“Bohemian Rhapsody” il celebrato film diretto da Bryan Singer, potrà incantare e commuovere le nuove generazioni, ma decisamente non lo consiglierei ad un accanito, affezionato fan dei QUEEN.
E’ un film bello ma senz’anima, forzatamente epico e persino noioso in alcune scene. Un film di puro intrattenimento, nulla di più.
E’ vero, quando si tocca un mito così grande e così radicato nella cultura popolare, qualsiasi interpretazione risulta inadeguata, quasi inaccettabile.
Ma credo questo sia uno dei peggiori film biografici della storia recente, perchè le inesattezze sono tante e tali da deludere una buona parte di chiunque abbia un minimo di conoscenza in materia.
Nulla da eccepire riguardo al cast e naturalmente su tutti a Rami Malek nella sua a dir poco magistrale interpretazione di Freddie Mercury, a volte però talmente esagerata, da sfiorare il grottesco.
Quanto agli attori che intepretano gli altri membri della band, Gwilym Lee (Brian May), Ben Hardy (Roger Taylor), Joe Mazzello (John Deacon), potremmo dire che sono quasi perfetti nell’aspetto e nelle movenze ma ahimè sembrano quasi una caricatura.
Spettacolare dunque dal punto di vista estetico ma quasi eccentrico e poco credibile, di conseguenza anche carente dal punto di vista umano.
Freddie Mercury viene dipinto come persona perfettamente consapevole della sua statura, ambiziosa ed egocentrica, traspare davvero molto poco della sua generosità d’animo da molti conosciuta.
Notevole è la ricostruzione storica attraverso il costume, attenzione, ma non attraverso la vera storia del gruppo.
Ciò che ne consegue ci fa riflettere : perchè mai Brian May e Roger Taylor, non solo loro stessi produttori esecutivi, ma anche consulenti, abbiano deciso di far riscrivere completamente o quasi la loro storia?
Ecco dunque che ad uno ad uno i personaggi si susseguono nel film, ed ognuno di loro con una storia non corrispondente al reale, incompresibile visto che appunto parliamo di persone realmente esistite e non personaggi di un romanzo. Per non parlare delfatto che quel certo Ray Foster, produttore discografico della EMI Records non sia mai esistito. Forse si voleva rappresentare in un solo personaggio tutti coloro che all’epoca degli esordi della band, diffidavano del loro potenziale e di un loro futuro a lungo termine.
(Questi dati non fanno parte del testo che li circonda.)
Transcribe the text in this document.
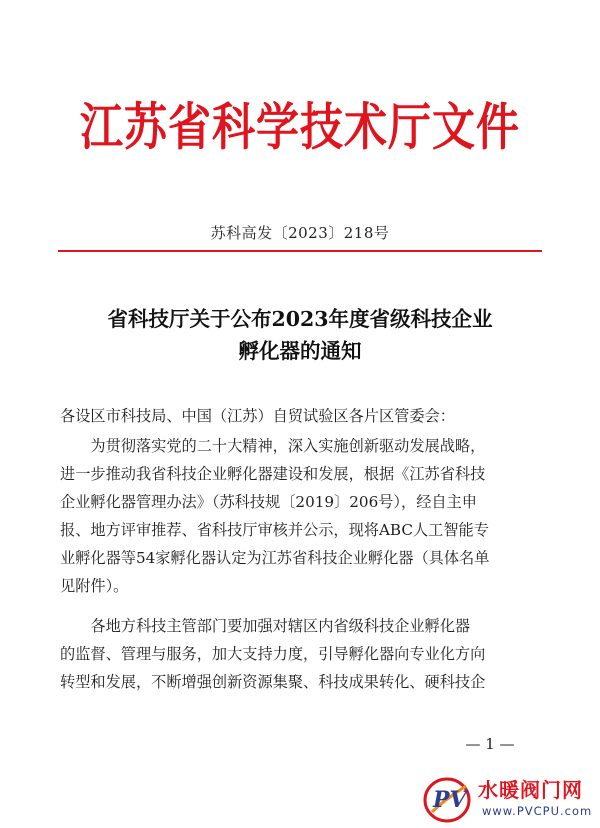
江苏省科学技术厅文件
苏科高发〔2023〕218号
省科技厅关于公布2023年度省级科技企业
孵化器的通知
各设区市科技局、中国（江苏）自贸试验区各片区管委会：
　　为贯彻落实党的二十大精神，深入实施创新驱动发展战略，
进一步推动我省科技企业孵化器建设和发展，根据《江苏省科技
企业孵化器管理办法》（苏科技规〔2019〕206号），经自主申
报、地方评审推荐、省科技厅审核并公示，现将ABC人工智能专
业孵化器等54家孵化器认定为江苏省科技企业孵化器（具体名单
见附件）。
　　各地方科技主管部门要加强对辖区内省级科技企业孵化器
的监督、管理与服务，加大支持力度，引导孵化器向专业化方向
转型和发展，不断增强创新资源集聚、科技成果转化、硬科技企
— 1 —
PV 水暖阀门网
www.PVCPU.com
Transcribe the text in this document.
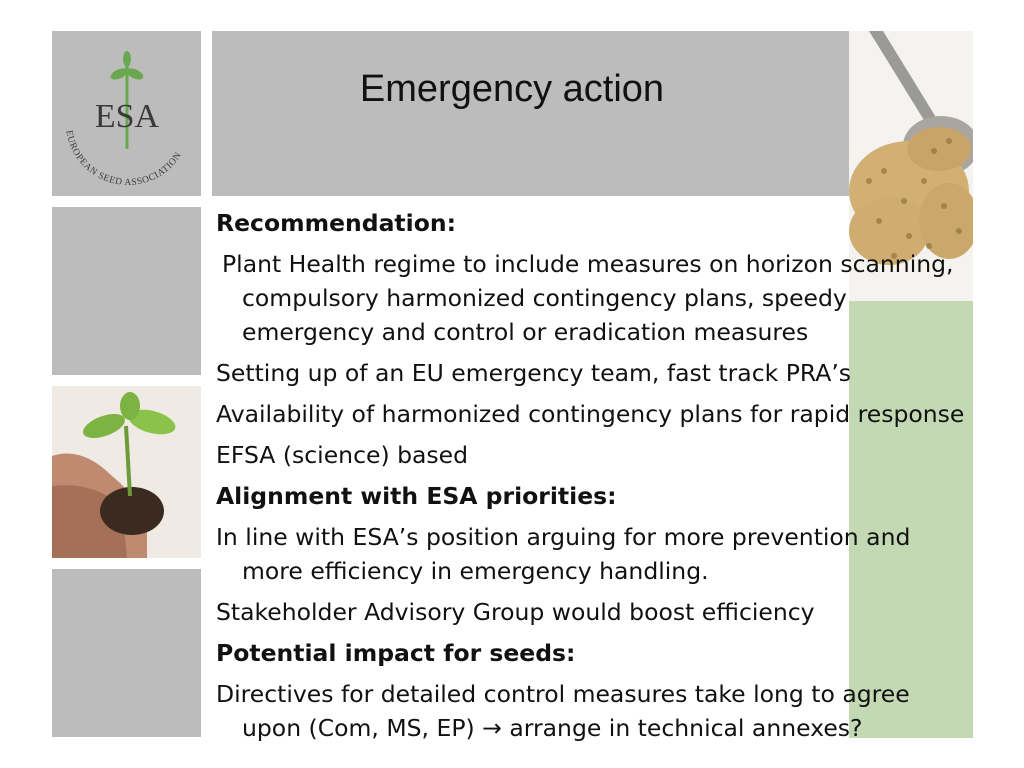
ESA
EUROPEAN SEED ASSOCIATION
Emergency action

Recommendation:

Plant Health regime to include measures on horizon scanning, compulsory harmonized contingency plans, speedy emergency and control or eradication measures

Setting up of an EU emergency team, fast track PRA’s

Availability of harmonized contingency plans for rapid response

EFSA (science) based

Alignment with ESA priorities:

In line with ESA’s position arguing for more prevention and more efficiency in emergency handling.

Stakeholder Advisory Group would boost efficiency

Potential impact for seeds:

Directives for detailed control measures take long to agree upon (Com, MS, EP) → arrange in technical annexes?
Del resto la stessa EMI è e resta per sempre, la loro casa discografica per eccellenza, alla quale rimarranno legati ben oltre la morte di Mercury.
“Bohemian Rhapsody” si riduce dunque ad una grande e ben architettata parodia e ne consegue una enorme operazione commerciale.
Da salvare forse l’ottima rappresentazione dell’eterno dilemma della mega star che nonostante la fama ed il denaro, deve fare i conti con la vita di tutti i giorni e spesso si ritrova sola, nonchè l’omosessualità di Mercury, affrontata con molta delicatezza ma anche qui, il tutto viene però danneggiato dalle continue inesattezze storiche, che non rendono giustizia alla persona ancor prima che al personaggio.
La parte finale di Bohemian Rhapsody punta esclusivamente sulla memorabile performance del Live Aid (luglio 1985) che naturalmente fa stringere il cuore ripensando ancora a quegli indimenticabili 20 minuti, del vero concerto. Il tempo si ferma in quella scena, non può andare oltre. Considerando anche la ristrettezza nei tempi, forse troppo tedioso e straziante ancora andare avanti e raccontare quello che è avvenuto dopo ed il tragico epilogo.
Lo spettatore rimane disorientato da quello che resta : uno statico commosso ricordo, di un tempo che fu.